An important feature of time resolution is its ability to help in the identification of differential rates of opacification in nearly occluded vessels. Many CE-MRA techniques provide a single image during the peak of the contrast bolus. Severely diseased vessels with slow flow may become opacified late, and they may not be optimally visualized. Another condition that benefits from time resolution is left subclavian steal, in which the series of images captures the initial passage of the bolus through the carotid artery and, in later frames, into the left vertebral artery.
Time resolution can also be used to generate a precontrast mask that can be subtracted from subsequent time frames to improve vessel conspicuity. This procedure effectively eliminates background signal and allows the administration of multiple injections of contrast agent in the same session. Some authors use elliptical-centric or variable-rate k-space sampling techniques to accelerate image acquisition with time-resolved sequences.
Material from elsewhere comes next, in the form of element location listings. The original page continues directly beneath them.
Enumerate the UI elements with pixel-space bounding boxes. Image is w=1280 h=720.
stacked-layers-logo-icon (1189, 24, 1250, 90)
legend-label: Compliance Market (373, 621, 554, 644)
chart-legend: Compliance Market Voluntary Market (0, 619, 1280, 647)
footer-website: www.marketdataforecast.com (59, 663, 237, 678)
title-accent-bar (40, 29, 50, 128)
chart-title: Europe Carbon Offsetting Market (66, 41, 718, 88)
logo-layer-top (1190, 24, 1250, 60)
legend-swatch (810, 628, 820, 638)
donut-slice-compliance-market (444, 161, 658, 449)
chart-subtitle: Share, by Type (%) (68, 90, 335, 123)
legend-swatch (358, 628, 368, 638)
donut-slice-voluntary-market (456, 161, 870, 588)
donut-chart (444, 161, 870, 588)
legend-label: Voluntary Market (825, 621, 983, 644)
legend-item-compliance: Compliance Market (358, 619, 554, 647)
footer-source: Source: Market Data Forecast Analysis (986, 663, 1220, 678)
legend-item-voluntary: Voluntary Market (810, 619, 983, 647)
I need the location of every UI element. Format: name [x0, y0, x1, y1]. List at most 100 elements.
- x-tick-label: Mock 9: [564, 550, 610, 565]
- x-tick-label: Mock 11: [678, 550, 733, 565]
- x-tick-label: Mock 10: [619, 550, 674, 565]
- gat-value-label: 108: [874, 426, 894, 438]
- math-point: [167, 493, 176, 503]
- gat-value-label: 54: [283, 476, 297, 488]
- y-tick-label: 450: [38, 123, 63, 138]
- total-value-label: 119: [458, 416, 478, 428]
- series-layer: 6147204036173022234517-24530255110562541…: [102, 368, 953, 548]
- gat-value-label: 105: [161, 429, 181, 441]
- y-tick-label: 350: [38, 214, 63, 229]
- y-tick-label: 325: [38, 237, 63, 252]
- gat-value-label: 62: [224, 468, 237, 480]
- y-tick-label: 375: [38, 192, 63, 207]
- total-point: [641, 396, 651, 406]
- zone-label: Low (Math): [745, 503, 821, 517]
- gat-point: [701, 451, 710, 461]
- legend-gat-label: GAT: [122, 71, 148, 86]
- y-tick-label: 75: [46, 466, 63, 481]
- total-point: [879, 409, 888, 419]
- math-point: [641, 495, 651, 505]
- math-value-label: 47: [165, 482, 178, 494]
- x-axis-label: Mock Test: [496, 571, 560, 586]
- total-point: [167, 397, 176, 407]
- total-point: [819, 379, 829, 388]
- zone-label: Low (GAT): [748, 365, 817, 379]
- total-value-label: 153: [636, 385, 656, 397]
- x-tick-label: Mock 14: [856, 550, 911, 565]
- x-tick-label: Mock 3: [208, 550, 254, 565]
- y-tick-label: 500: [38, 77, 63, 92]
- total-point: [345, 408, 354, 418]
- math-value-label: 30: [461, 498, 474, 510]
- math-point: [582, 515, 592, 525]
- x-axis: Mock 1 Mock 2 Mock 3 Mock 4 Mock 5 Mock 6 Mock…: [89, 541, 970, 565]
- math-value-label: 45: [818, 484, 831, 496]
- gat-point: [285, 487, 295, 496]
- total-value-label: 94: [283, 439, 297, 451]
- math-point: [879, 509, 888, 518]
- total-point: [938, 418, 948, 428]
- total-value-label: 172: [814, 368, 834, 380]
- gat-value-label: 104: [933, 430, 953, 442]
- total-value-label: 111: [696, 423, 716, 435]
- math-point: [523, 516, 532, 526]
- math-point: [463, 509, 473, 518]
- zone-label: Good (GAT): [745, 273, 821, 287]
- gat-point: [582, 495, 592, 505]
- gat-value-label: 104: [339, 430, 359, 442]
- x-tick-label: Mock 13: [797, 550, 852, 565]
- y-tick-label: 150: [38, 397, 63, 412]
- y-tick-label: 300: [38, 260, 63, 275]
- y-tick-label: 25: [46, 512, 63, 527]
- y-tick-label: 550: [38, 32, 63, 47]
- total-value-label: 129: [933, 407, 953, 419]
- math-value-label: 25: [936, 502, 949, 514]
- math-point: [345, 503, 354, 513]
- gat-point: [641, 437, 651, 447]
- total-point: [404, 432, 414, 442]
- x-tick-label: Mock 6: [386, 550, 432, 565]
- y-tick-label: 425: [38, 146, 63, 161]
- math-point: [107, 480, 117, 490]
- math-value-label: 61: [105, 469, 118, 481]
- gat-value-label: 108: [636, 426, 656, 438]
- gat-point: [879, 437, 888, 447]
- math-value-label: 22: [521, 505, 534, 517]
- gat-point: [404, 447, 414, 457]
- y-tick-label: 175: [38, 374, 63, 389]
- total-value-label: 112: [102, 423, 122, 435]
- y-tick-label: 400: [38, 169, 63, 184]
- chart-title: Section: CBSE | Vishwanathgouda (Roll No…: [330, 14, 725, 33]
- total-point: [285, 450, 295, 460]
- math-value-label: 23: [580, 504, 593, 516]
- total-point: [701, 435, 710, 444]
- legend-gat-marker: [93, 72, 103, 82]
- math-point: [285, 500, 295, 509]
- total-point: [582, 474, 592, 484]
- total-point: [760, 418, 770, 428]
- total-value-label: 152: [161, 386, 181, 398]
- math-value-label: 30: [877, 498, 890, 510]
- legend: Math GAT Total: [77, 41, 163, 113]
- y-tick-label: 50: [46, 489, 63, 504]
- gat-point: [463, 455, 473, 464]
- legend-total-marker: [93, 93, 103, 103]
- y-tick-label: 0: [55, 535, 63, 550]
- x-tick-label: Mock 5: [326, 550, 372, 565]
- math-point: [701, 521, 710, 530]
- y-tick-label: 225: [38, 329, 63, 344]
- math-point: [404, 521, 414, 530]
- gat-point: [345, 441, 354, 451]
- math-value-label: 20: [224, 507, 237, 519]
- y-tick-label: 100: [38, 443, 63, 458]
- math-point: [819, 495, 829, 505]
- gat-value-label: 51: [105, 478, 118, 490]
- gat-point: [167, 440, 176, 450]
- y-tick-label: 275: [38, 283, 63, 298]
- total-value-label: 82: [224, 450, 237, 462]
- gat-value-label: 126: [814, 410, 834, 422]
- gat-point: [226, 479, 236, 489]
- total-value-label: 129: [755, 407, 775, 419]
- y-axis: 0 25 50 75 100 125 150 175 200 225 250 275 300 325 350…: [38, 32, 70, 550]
Remonda et al confirm the value of CE MRA in providing a definitive assessment of carotid occlusion. This observation is indeed useful; it enables the initiation of medical care in patients with this condition or allows consideration of a revascularization procedure. Nonenhanced 2D time-of-flight (TOF) MRA has generally performed well in the identification of occluded carotid arteries. However, because this technique relies on in-flow enhancement, the possibility that a nearly occluded vessel with extremely slow flow could be misinterpreted as a completely occluded vessel always causes lingering doubt. Fortunately, CE MRA appears to eliminate this doubt, and it may be equivalent to DSA in helping to establish the diagnosis of carotid occlusion.
I believe that Remonda et al have shown that time-resolved CE MRA is equivalent to DSA in the quantification of carotid artery stenosis.This milestone for CE-MRA will have a positive effect on patient care by improving the diagnostic accuracy and minimizing the need for confirmatory tests to establish the severity of the stenosis.